Similarly, the moral equivalent metaphor raises new questions in the space resource utilization context. Is it in fact a feasible alternative to a doomed Earth, a moral equivalent to competitive growth in a zero-sum environment? If so, is it the only one? There are serious arguments to be made against feasibility, at least on the order of the next several decades to centuries. Many of these are well summarized in in James Schwartz’s The Value of Science in Space Exploration. If this is correct, the utilization of space resources may arrive either too late to avert a collapse or may only happen after one or more intermediate resource utilization advances occur, such as the invention of economical fusion energy. Concerns about such lack of feasibility, coupled with the concern that prioritizing space resource utilization and space settlement could reduce the priority of terrestrial sustainability (a potential second alternative to societal stagnation and collapse), has led to the argument that “There is no Planet B” and that we should focus on sustainability on Earth.

It is perhaps overly dramatic (“utilize space resources or else”) and it is perhaps overly pessimistic about human nature and our ability to change. Nonetheless, I do believe it to be a more fruitful metaphor, one that helps us to interrogate why we wish to use space resources and thereby inform how we should go about using them.

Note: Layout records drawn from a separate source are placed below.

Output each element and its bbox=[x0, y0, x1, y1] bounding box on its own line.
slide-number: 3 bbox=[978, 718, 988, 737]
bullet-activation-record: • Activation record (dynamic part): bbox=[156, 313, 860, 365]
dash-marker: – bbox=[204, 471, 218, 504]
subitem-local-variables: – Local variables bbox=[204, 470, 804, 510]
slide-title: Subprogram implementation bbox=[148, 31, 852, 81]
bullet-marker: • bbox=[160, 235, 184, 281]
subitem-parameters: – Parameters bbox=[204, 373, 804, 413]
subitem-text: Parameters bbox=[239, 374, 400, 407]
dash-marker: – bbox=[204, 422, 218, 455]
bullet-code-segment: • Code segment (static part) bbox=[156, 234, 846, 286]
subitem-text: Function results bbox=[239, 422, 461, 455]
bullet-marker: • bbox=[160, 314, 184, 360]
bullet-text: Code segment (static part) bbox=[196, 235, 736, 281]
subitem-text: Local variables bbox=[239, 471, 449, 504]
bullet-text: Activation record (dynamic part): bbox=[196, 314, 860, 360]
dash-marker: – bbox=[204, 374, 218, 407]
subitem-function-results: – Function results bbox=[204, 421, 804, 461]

Another question that this framing raises is whether space resource utilization is a true alternative, either in the short term or long term. That is, by pursuing this alternative, are we merely running away from our real problem? This is akin to Mumford’s concern that the space race would merely heighten the risk of destruction in the future (which was arguably overly pessimistic considering the lack of apocalyptic war, nuclear or otherwise, since.) Perhaps space resource utilization wouldn’t, in fact, lead to any significant benefits to the population at large, due both to the high capital investments required to access these resources and due to the recent political/regulatory trends on Earth which are allowing increasing wealth and income inequality. Arguably, successful and exponential space resource utilization could result in humanity falling into the ultimate resource curse. In the long term, continued growth and expansion may hit another capacity wall further down the line. Maybe we use all of the accessible resources in the solar system before developing the means to extend our reach to other parts of the solar system or to other star systems. If that occurs, maybe the crash would be even worse than if we learned to live more sustainably now. On the other hand, perhaps space resource utilization will buy us enough time to develop the next game-changing energy source, transportation technology, manufacturing capability, or an economy that doesn’t rely on perpetual growth.

Obviously, no metaphor is perfect. The applicability of the frontier metaphor has been heavily criticized for decades. Similarly, the moral equivalent metaphor has its flaws. It is perhaps overly dramatic (“utilize space resources or else”) and it is perhaps overly pessimistic about human nature and our ability to change. Nonetheless, I do believe it to be a more fruitful metaphor, one that helps us to interrogate why we wish to use space resources and thereby inform how we should go about using them. I do not have answers to the various questions posed here, but as someone deeply invested in a space career (and lifelong fan of science fiction), I do hope that we can work together to answer them.